Quoi qu’il en soit, le droit patrimonial comprend le droit de représentation qui interdit l’utilisation publique de photographies sans l’autorisation de l’auteur, et le droit de reproduction qui requiert l’autorisation de l’auteur pour toute fixation de son œuvre sur un support de communication, internet compris. Ainsi, la capture d’écran ou la copie d’image pour une utilisation sur un site internet, un journal ou un magazine constitue une contrefaçon s’il n’y a pas accord préalable du photographe. Cela vaut tant pour un usage professionnel , institutionnel ou associatif. Là encore, le code de la propriété intellectuelle est clair : l’exploitation de l’œuvre, au mépris des prérogatives de l’auteur, constitue un acte de contrefaçon susceptible d’être civilement et pénalement sanctionné.

Le droit moral

Contrairement au droit patrimonial, « le droit moral est incessible, imprescriptible et perpétuel » selon l’article L.122.-7 du code de la propriété intellectuelle. Cette disposition concerne la signature (et plus généralement le droit au nom), le respect de l’intégrité matérielle du support de l’image et le respect de l’intégrité artistique et intellectuelle de l’œuvre.

Cela veut dire notamment qu’un utilisateur ne peut refuser d’indiquer le nom de l’auteur lors de l’utilisation d’une de ses photographies. C’est vrai dans le domaine de la publicité ou de la vente par correspondance.

Jorge Alvarez cite l’exemple de cette photographie de Marine Le Pen dont les droits avaient été cédés par l’Agence France Presse au Front national qui l’avait ensuite utilisée pour une campagne électorale. En dépit de cette cession, l’auteur de la photographie a intenté -et gagné- un procès en justifiant de ses droits moraux.

Philippe ALLIENNE

(source : Photographe Auteur, mode d’emploi. guide à l’usage des photographes et des diffuseurs de photographies édité par l’UPC)

L’Union des photographes créateurs

Créée en 1985 après la fusion de quatre associations de photographes (dont une association de photographes journalistes), l’UPC réunit 1.500 photographes professionnels, tous genres confondus. Son siège est à Paris et elle possède des délégations régionales (dont une pour le Nord). Elle a pour vocation d’informer, de représenter et défendre les droits, les intérêts et le statut des auteurs photographes.

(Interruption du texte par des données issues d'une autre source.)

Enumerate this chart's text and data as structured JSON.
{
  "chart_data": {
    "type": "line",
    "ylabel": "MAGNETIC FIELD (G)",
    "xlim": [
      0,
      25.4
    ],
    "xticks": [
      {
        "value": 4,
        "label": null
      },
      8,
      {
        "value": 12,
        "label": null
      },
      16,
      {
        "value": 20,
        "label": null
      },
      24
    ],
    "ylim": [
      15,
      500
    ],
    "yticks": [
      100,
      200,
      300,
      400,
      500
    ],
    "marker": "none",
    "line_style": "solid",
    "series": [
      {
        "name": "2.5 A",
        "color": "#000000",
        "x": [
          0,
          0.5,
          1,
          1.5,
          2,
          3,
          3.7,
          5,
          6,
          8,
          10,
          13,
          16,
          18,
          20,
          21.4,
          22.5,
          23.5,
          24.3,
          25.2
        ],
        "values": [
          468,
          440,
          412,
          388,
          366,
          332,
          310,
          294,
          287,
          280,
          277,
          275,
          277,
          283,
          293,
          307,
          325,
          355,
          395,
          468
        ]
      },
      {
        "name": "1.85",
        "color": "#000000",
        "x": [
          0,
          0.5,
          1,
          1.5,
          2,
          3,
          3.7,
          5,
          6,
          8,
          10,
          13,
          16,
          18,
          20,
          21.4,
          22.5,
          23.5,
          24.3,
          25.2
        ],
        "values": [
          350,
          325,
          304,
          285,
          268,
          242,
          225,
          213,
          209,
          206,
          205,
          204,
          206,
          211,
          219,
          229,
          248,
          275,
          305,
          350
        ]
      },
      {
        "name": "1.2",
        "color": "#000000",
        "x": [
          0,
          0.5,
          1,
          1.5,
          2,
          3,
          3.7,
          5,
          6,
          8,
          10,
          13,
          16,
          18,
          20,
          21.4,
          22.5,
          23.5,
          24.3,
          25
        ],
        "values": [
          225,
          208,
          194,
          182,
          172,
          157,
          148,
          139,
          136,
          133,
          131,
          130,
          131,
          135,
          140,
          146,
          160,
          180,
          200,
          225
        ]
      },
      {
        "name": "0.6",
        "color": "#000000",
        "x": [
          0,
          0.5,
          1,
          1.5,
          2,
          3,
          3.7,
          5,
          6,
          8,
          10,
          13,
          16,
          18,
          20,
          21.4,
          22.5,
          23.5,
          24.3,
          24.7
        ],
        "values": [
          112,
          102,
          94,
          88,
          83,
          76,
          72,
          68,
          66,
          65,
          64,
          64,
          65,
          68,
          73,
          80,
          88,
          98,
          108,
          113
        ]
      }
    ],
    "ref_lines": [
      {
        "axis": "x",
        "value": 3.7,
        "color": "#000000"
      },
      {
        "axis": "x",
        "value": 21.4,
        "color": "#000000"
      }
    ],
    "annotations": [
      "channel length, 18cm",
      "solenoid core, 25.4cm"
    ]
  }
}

Cession des droits d’auteur

La cession des droits d’auteur doit être expresse et porte sur quatre éléments :
- Le tirage : il faut préciser à combien d’exemplaires la photo va être reproduite ;
- Le support : préciser s’il s’agit d’un magazine, d’un catalogue, d’une plaquette publicitaire, etc. ;
- La durée : elle doit être forcément limitée dans le temps ;
- La zone géographique : la cession vaut pour la France, l’Europe, etc.

La cession doit faire l’objet d’un écrit précis. Les quatre éléments ci-dessus doivent figurer dans le contrat de vente. Il s’agit d’une obligation légale.
Un contrat signé entre un photographe et un commanditaire ne peut prévoir la cession des droits d’auteur. Toute clause dans ce sens est nulle (arrêt du 9 octobre 1991 de la cour de cassation).